2 giugno, data storica per le donne

Rivolgo innanzitutto un sentito saluto alla Sindaca, alle autorità civili e militari, alle “ragazze del ‘46” sedute qui accanto a me e ai cittadini tutti.

Tre sono le date che scandiscono la storia della nostra Repubblica:

  • 25 aprile 1945, giorno in cui l’Italia scelse la Liberazione dal nazifascismo
  • Il 2 giugno 1946, giorno in cui l’Italia scelse, con referendum popolare, la Repubblica ed elesse l’Assemblea Costituente
  •  il 1° gennaio 1948, momento in cui entrò in vigore la nostra Costituzione

Su questi tre momenti storici e di partecipazione popolare si basa la costruzione della democrazia nel nostro Paese. Una democrazia ottenuta con il sacrificio di molti giovani e molte donne (anche annonesi), una democrazia voluta dopo anni bui di soprusi, ingiustizie, guerra e miseria.

Oggi a qualcuno potrebbe sembrare superato ricordare queste date e festeggiarle con cerimonie come quella che l’Amministrazione Comunale di Annone Veneto ha voluto organizzare oggi e alla quale abbiamo tutti scelto di partecipare.

Io penso invece che sia più che mai attuale ricordare questi fatti e chi li ha ottenuti. Per non rinchiudere nel passato un impegno civico e politico che invece deve essere linfa del futuro.

Per non dare tutto per scontato, per ricordarci che ci sono luoghi in cui anche oggi diritti e libertà non sono ancora per tutti…e per non dimenticare che questi luoghi solo 70 anni fa erano, purtroppo, anche i nostri.

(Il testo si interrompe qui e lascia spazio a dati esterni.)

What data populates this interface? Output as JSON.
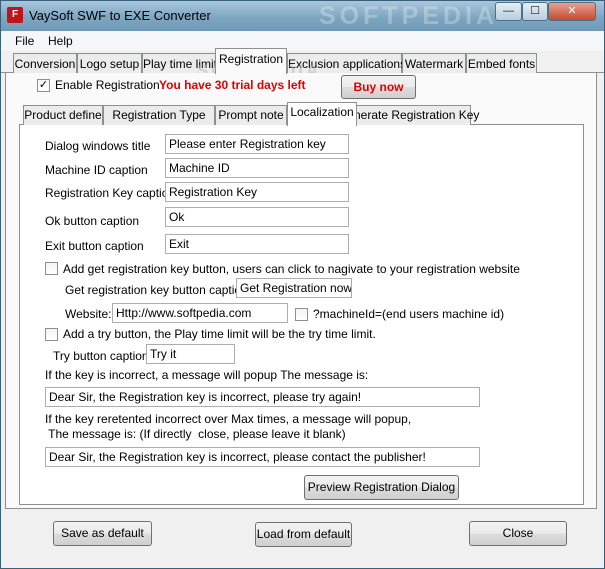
{
  "window": {
    "title": "VaySoft SWF to EXE Converter",
    "watermark": "SOFTPEDIA",
    "min_glyph": "—",
    "max_glyph": "☐",
    "close_glyph": "✕"
  },
  "menu": [
    "File",
    "Help"
  ],
  "tabs": [
    "Conversion",
    "Logo setup",
    "Play time limit",
    "Registration",
    "Exclusion applications",
    "Watermark",
    "Embed fonts"
  ],
  "registration": {
    "enable_label": "Enable Registration",
    "enable_checked": "✓",
    "trial_text": "You have 30 trial days left",
    "buy_label": "Buy now"
  },
  "subtabs": [
    "Product define",
    "Registration Type",
    "Prompt note",
    "Localization",
    "Generate Registration Key"
  ],
  "localization": {
    "dialog_title_label": "Dialog windows title",
    "dialog_title_value": "Please enter Registration key",
    "machine_id_label": "Machine ID caption",
    "machine_id_value": "Machine ID",
    "reg_key_label": "Registration Key caption",
    "reg_key_value": "Registration Key",
    "ok_label": "Ok button caption",
    "ok_value": "Ok",
    "exit_label": "Exit button caption",
    "exit_value": "Exit",
    "add_getkey_label": "Add get registration key button, users can click to nagivate to your registration website",
    "getkey_caption_label": "Get registration key button caption:",
    "getkey_caption_value": "Get Registration now!",
    "website_label": "Website:",
    "website_value": "Http://www.softpedia.com",
    "machineid_param_label": "?machineId=(end users machine id)",
    "add_try_label": "Add a try button, the Play time limit will be the try time limit.",
    "try_caption_label": "Try button caption:",
    "try_caption_value": "Try it",
    "incorrect_msg_label": "If the key is incorrect, a message will popup The message is:",
    "incorrect_msg_value": "Dear Sir, the Registration key is incorrect, please try again!",
    "max_msg_label_1": "If the key reretented incorrect over Max times, a message will popup,",
    "max_msg_label_2": " The message is: (If directly  close, please leave it blank)",
    "max_msg_value": "Dear Sir, the Registration key is incorrect, please contact the publisher!",
    "preview_button": "Preview Registration Dialog"
  },
  "footer": {
    "save_default": "Save as default",
    "load_default": "Load from default",
    "close": "Close"
  }
}
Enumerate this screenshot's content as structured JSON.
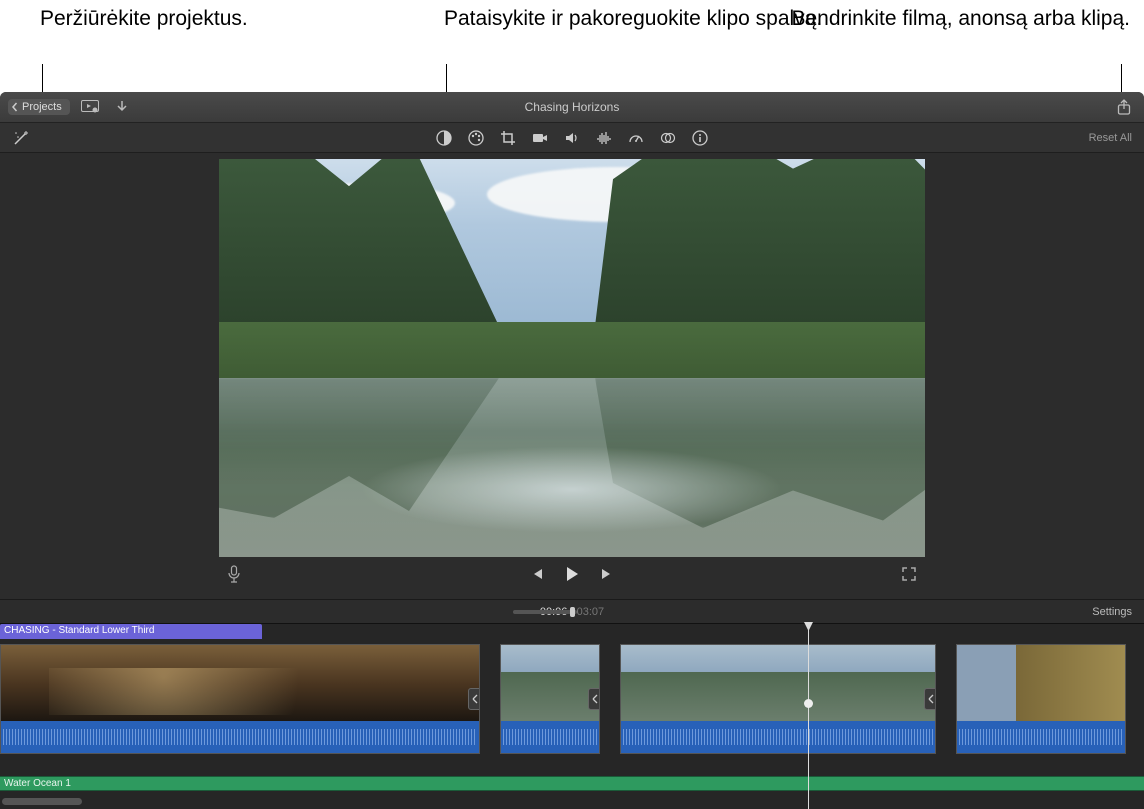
{
  "callouts": {
    "projects": "Peržiūrėkite projektus.",
    "color": "Pataisykite ir pakoreguokite klipo spalvą.",
    "share": "Bendrinkite filmą, anonsą arba klipą."
  },
  "titlebar": {
    "projects_label": "Projects",
    "project_title": "Chasing Horizons"
  },
  "toolbar": {
    "reset_label": "Reset All"
  },
  "timebar": {
    "current": "00:06",
    "sep": " / ",
    "duration": "03:07",
    "settings_label": "Settings"
  },
  "timeline": {
    "title_clip": "CHASING - Standard Lower Third",
    "audio_clip": "Water Ocean 1"
  }
}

Oggi, nel ricordare uno dei passaggi cruciali della nostra storia, stiamo mantenendo una promessa. Quella chiestaci dai costituenti di mantenere vivi i principi che stanno alla base della nostra democrazia e che sono contenuti nella nostra Costituzione. Principi vivi e attuali che non conoscono tempo ma che hanno bisogno del nostro impegno per essere giorno per giorno rinvigoriti e condivisi.

Oggi ricordare quindi non è, e non deve essere, ritualità istituzionale ma momento di profonda riflessione su ciò che siamo e su quanto, nel nostro piccolo, possiamo quotidianamente fare per rafforzare i valori di libertà ed uguaglianza che 70 anni fa guidarono gli italiani verso la democrazia.

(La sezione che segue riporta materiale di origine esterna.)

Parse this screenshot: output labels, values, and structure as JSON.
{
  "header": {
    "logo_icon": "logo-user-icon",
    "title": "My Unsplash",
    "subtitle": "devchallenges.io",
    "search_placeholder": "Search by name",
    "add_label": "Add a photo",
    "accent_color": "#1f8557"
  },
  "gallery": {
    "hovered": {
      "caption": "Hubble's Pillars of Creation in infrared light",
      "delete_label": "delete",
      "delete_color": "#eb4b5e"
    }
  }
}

Quel 2 giugno ‘46 fu una data storica, non solo per lo svolgimento del referendum sulla scelta tra Repubblica e monarchia, ma anche perché fu la prima volta in cui in Italia tutte le donne poterono esercitare pienamente il loro diritto di voto, attivo e passivo.

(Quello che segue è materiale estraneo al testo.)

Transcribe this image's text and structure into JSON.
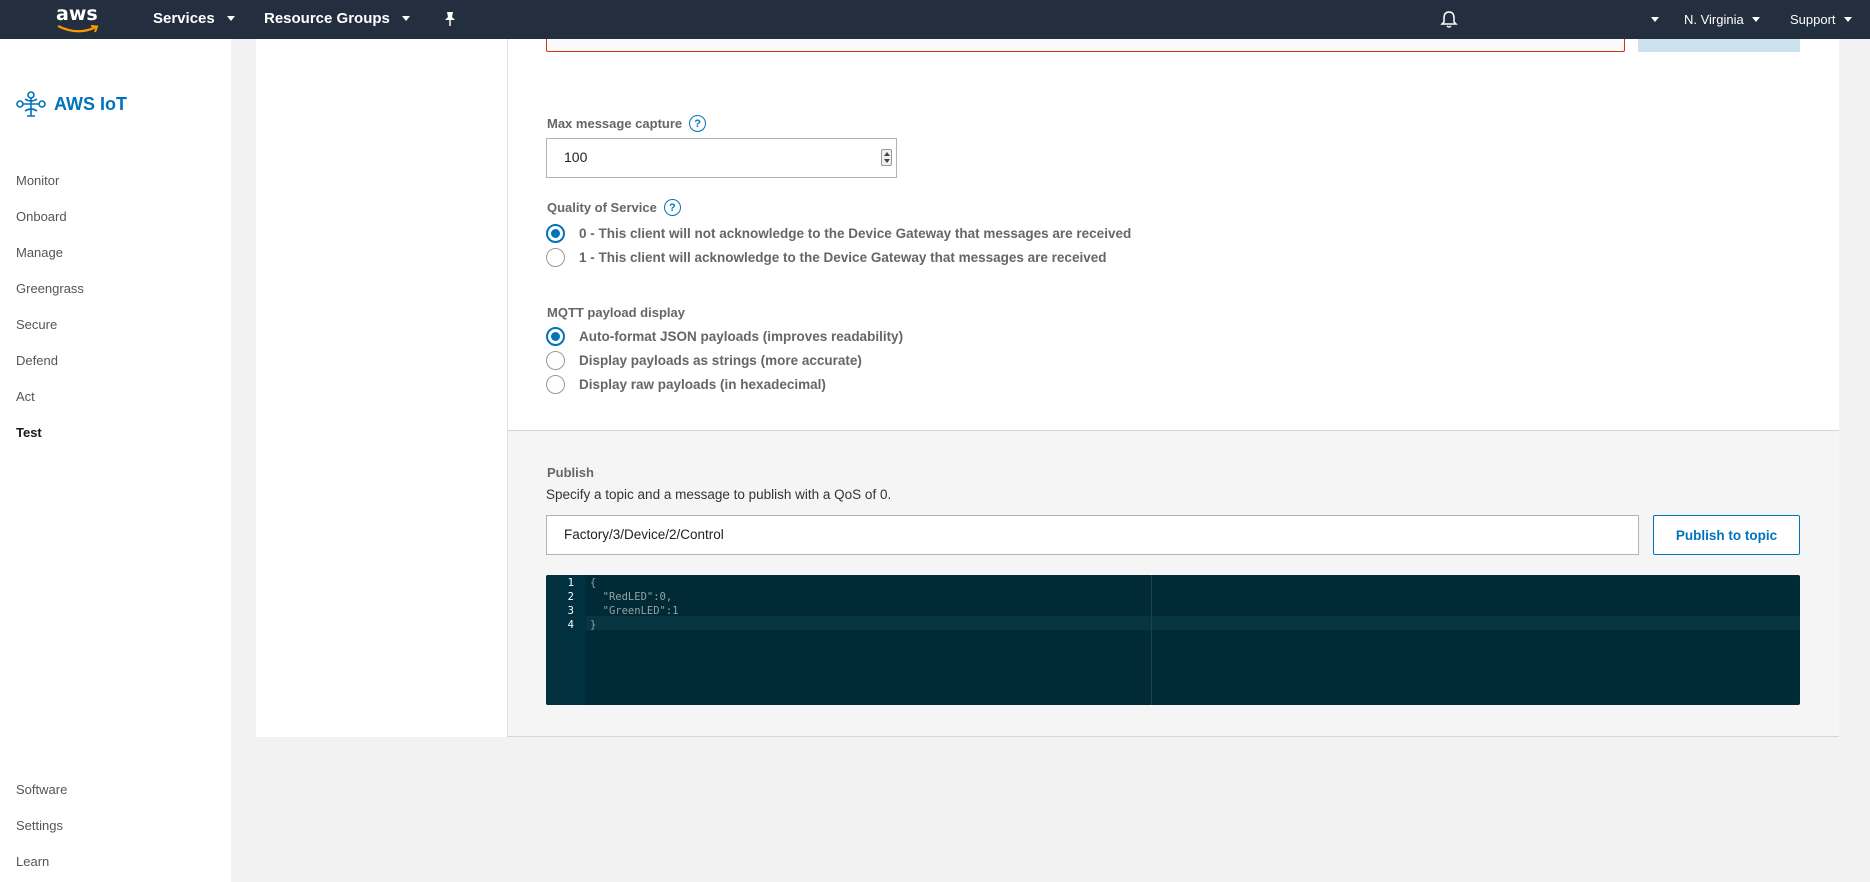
{
  "topnav": {
    "logo": "aws",
    "services": "Services",
    "resource_groups": "Resource Groups",
    "region": "N. Virginia",
    "support": "Support",
    "icons": [
      "pin-icon",
      "bell-icon"
    ]
  },
  "sidebar": {
    "brand": "AWS IoT",
    "items": [
      {
        "label": "Monitor"
      },
      {
        "label": "Onboard"
      },
      {
        "label": "Manage"
      },
      {
        "label": "Greengrass"
      },
      {
        "label": "Secure"
      },
      {
        "label": "Defend"
      },
      {
        "label": "Act"
      },
      {
        "label": "Test"
      }
    ],
    "bottom_items": [
      {
        "label": "Software"
      },
      {
        "label": "Settings"
      },
      {
        "label": "Learn"
      }
    ],
    "active": "Test"
  },
  "subscribe": {
    "max_capture_label": "Max message capture",
    "max_capture_value": "100",
    "qos_label": "Quality of Service",
    "qos_options": [
      {
        "label": "0 - This client will not acknowledge to the Device Gateway that messages are received",
        "checked": true
      },
      {
        "label": "1 - This client will acknowledge to the Device Gateway that messages are received",
        "checked": false
      }
    ],
    "payload_label": "MQTT payload display",
    "payload_options": [
      {
        "label": "Auto-format JSON payloads (improves readability)",
        "checked": true
      },
      {
        "label": "Display payloads as strings (more accurate)",
        "checked": false
      },
      {
        "label": "Display raw payloads (in hexadecimal)",
        "checked": false
      }
    ]
  },
  "publish": {
    "title": "Publish",
    "description": "Specify a topic and a message to publish with a QoS of 0.",
    "topic_value": "Factory/3/Device/2/Control",
    "button": "Publish to topic",
    "editor": {
      "line_numbers": [
        "1",
        "2",
        "3",
        "4"
      ],
      "lines": [
        "{",
        "  \"RedLED\":0,",
        "  \"GreenLED\":1",
        "}"
      ]
    }
  },
  "colors": {
    "nav_bg": "#232f3e",
    "accent": "#0073bb",
    "editor_bg": "#002b36"
  }
}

Donne che parteciparono attivamente alla lotta di Liberazione, partigiane, staffette, antifasciste, donne che in molte famiglie, anche le nostre di campagna, erano di fatto colonne portanti, amministratrici, … ma che fuori, nella società, non vedevano riconosciuta la loro dignità di cittadine.

Fino al 1946 le italiane non poterono partecipare né attivamente, né passivamente alle elezioni politiche;

In Nuova Zelanda le donne votavano sin dal 1893, in Finlandia dal 1907, in Norvegia dal 1913, nel Regno Unito dal 1917; prima dell’Italia avevano riconosciuto questo diritto, fra gli altri paesi, anche Turchia, Mongolia, Filippine, Pakistan, Cuba e Thailandia.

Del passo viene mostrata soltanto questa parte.